Refugees leaving German state over new cash rules – Bild

Lazy eyes listen


Several asylum seekers, especially from Syria and Afghanistan, have fled the central German state of Thuringia after local officials tightened restrictions on how refugees can spend their benefits, Bild reported on Saturday.

Asylum claimants are now given pre-paid payment cards instead of cash handouts under measures put in place in December of last year to prevent them from abusing the system and diverting money out of the state.

The card is only credited if the claimant presents in person at a local office and stays within their allotted district. Shopping is permitted wherever Mastercard is accepted, but the card is only valid in the region designated by a personalised map, making it hard for refugees to transfer funds to their home nations.

District administrator Martina Schweinsburg has confirmed that 200 cards have been handed out since the change took effect last month, with all 740 refugees in the Greiz district of Thuringia set to receive one by the end of the month. 

The head of refugee affairs, Dagmar Pohland, told Bild that the restriction is not unreasonable as the law requires asylum seekers to stay in the district they were assigned to for the first three months. 

Most folks accept the change and are grateful that they are receiving anything at all. However, in December, 15 migrants stated, ‘We don’t want a card, we want cash,’ and left shortly thereafter,” the chief of refugee care added.

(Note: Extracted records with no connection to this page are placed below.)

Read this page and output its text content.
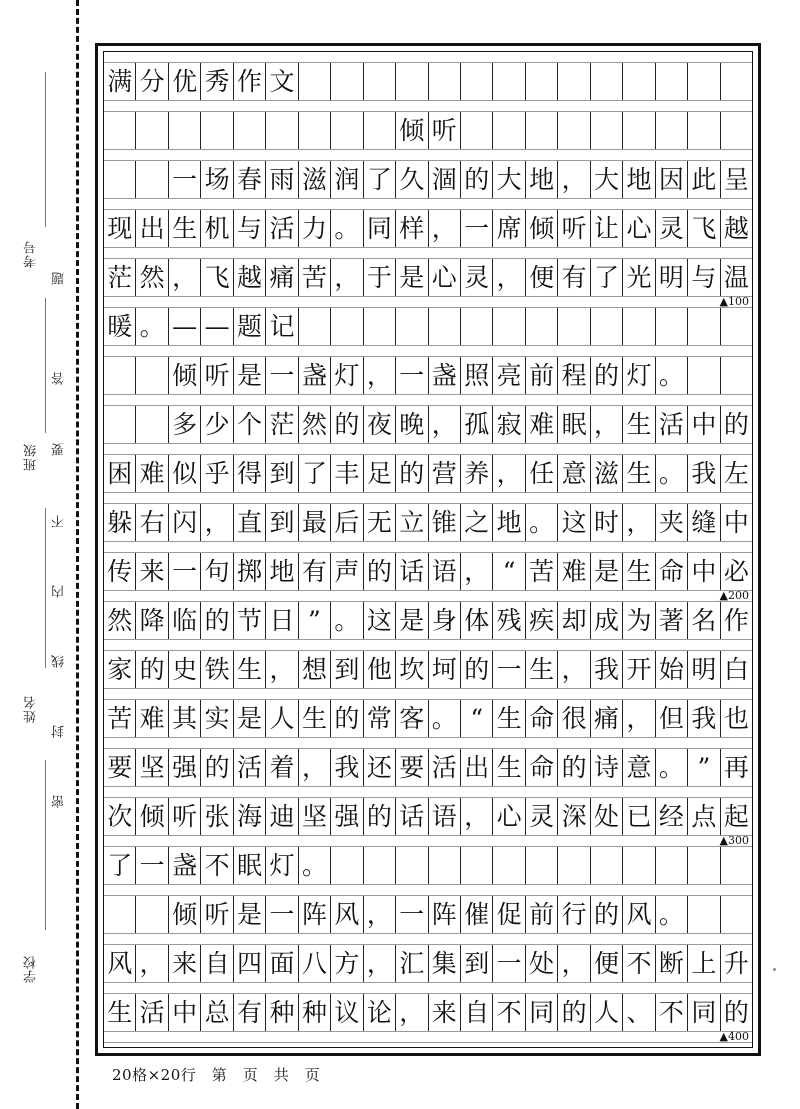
考号
班级
姓名
学校
密
封
线
内
不
要
答
题
满 分 优 秀 作 文
倾 听
一 场 春 雨 滋 润 了 久 涸 的 大 地 ， 大 地 因 此 呈
现 出 生 机 与 活 力 。 同 样 ， 一 席 倾 听 让 心 灵 飞 越
茫 然 ， 飞 越 痛 苦 ， 于 是 心 灵 ， 便 有 了 光 明 与 温
▲100
暖 。 — — 题 记
倾 听 是 一 盏 灯 ， 一 盏 照 亮 前 程 的 灯 。
多 少 个 茫 然 的 夜 晚 ， 孤 寂 难 眠 ， 生 活 中 的
困 难 似 乎 得 到 了 丰 足 的 营 养 ， 任 意 滋 生 。 我 左
躲 右 闪 ， 直 到 最 后 无 立 锥 之 地 。 这 时 ， 夹 缝 中
传 来 一 句 掷 地 有 声 的 话 语 ， “ 苦 难 是 生 命 中 必
▲200
然 降 临 的 节 日 ” 。 这 是 身 体 残 疾 却 成 为 著 名 作
家 的 史 铁 生 ， 想 到 他 坎 坷 的 一 生 ， 我 开 始 明 白
苦 难 其 实 是 人 生 的 常 客 。 “ 生 命 很 痛 ， 但 我 也
要 坚 强 的 活 着 ， 我 还 要 活 出 生 命 的 诗 意 。 ” 再
次 倾 听 张 海 迪 坚 强 的 话 语 ， 心 灵 深 处 已 经 点 起
▲300
了 一 盏 不 眠 灯 。
倾 听 是 一 阵 风 ， 一 阵 催 促 前 行 的 风 。
风 ， 来 自 四 面 八 方 ， 汇 集 到 一 处 ， 便 不 断 上 升
生 活 中 总 有 种 种 议 论 ， 来 自 不 同 的 人 、 不 同 的
▲400
20格×20行　第　页　共　页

“Anyone who is truly on the run is unconcerned about the method of payment. You purchase clothing or food. However, some people receive pricey cell phones, particularly young people and single travellers,” he observed, adding that “the state has tolerated too much exploitation so far.”

The newspaper reported that the total number of refugees fleeing the nation has risen dramatically since then.

Mario Voigt, the head of the Christian Democratic Union (CDU) in Thuringia’s State Parliament since 2020, praised the move, stating Martina Schweinsburg is showing other authorities how to get refugee policy in shape.

“What the federal and state governments cannot do, strong local communities do,” he stated, as reported by Bild.

Several other districts have acknowledged the measure’s good impact and announced plans to follow like.